Zwei Damen in eleganten Kostümen lagen auf Ottomanen, halb in Kissen und Puffs versunken. Sie blickten ihn beide an, und obschon ihre Augen von verschiedenem Schnitt und ungleicher Farbe waren, lag doch der nämliche Ausdruck in ihnen, lüsterner Glanz. Sie rührten sich nicht und blieben ruhig liegen, als Ritt Ginstermann mit ostentativer Pose und einer Menge Bemerkungen, wie ein Tierbändiger ein seltenes Exemplar, vorstellte.
„Dieser Mann hat den sanften Blick der Taube, aber die scharfen Krallen des Geiers, meine Damen,“ schloß er.
Sie lachten alle, und Ginstermann gab ihnen die Hand.
Die eine erwiderte mit einem zögernden Druck, die andere reichte ihm die Rechte mit müder Grazie und ließ sie sofort wieder auf das Kissen zurückfallen.
Wo er nur immer diese hübschen Frauen auftreibt, dachte Ginstermann.
Ritt ging umher und füllte die Gläser, die auf niedrigen Taburetts standen, so daß sie bequem zur Hand waren. Dabei strich er der einen der Damen leise über die Haare, als ob er eine Mücke verscheuche. Ihre Augen folgten ihm, und weiße Zähne schimmerten hinter lächelnden Lippen.
Es war nicht die, die Ginstermann die Hand gedrückt hatte.
Der Maler legte sich auf zwei Stühle und forderte Ginstermann auf, ein Gleiches zu tun.

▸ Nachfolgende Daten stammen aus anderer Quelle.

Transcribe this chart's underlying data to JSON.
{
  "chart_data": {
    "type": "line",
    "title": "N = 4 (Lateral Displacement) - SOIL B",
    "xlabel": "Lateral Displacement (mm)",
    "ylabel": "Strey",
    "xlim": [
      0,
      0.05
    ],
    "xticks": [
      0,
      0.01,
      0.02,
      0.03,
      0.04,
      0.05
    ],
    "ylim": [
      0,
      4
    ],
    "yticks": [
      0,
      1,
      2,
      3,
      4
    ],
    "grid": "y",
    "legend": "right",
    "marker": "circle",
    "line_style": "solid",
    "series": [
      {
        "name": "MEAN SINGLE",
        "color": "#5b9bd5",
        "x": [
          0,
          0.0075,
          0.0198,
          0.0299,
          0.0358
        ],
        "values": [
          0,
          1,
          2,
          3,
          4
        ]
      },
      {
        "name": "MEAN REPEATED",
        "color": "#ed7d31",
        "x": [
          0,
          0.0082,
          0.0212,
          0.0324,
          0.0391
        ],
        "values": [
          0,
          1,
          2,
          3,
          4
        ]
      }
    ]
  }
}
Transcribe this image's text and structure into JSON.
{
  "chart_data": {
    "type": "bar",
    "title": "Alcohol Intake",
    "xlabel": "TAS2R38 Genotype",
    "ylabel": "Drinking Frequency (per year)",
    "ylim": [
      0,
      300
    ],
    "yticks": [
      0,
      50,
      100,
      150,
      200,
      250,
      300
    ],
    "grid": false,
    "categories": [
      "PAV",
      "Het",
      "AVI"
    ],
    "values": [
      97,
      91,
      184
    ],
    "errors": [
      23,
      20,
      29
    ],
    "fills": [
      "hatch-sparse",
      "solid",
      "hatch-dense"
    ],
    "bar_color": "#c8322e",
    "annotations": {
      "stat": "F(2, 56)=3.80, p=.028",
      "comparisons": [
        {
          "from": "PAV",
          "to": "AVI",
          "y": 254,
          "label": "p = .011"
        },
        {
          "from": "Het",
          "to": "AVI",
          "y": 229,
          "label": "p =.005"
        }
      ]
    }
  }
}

„Bei mir können Sie lernen, wie man angenehm lebt,“ rief er aus. „Die Leute amüsieren sich in den Pausen ihrer Arbeit, ich arbeite in den Pausen meiner Vergnügungen, die Leute wollen sich schonen, ich will mich auf angenehme Art zugrunde richten — hähä. Darin beruht der Unterschied meiner Lebensauffassung und der der Welt. Wir leben nur eines Atemzuges Länge, laßt uns atmen, Freunde! Prosit!“
Man stieß an. Ginstermann dachte an das Mädchen in der Leopoldstraße und trank sein Glas bis zum Boden leer.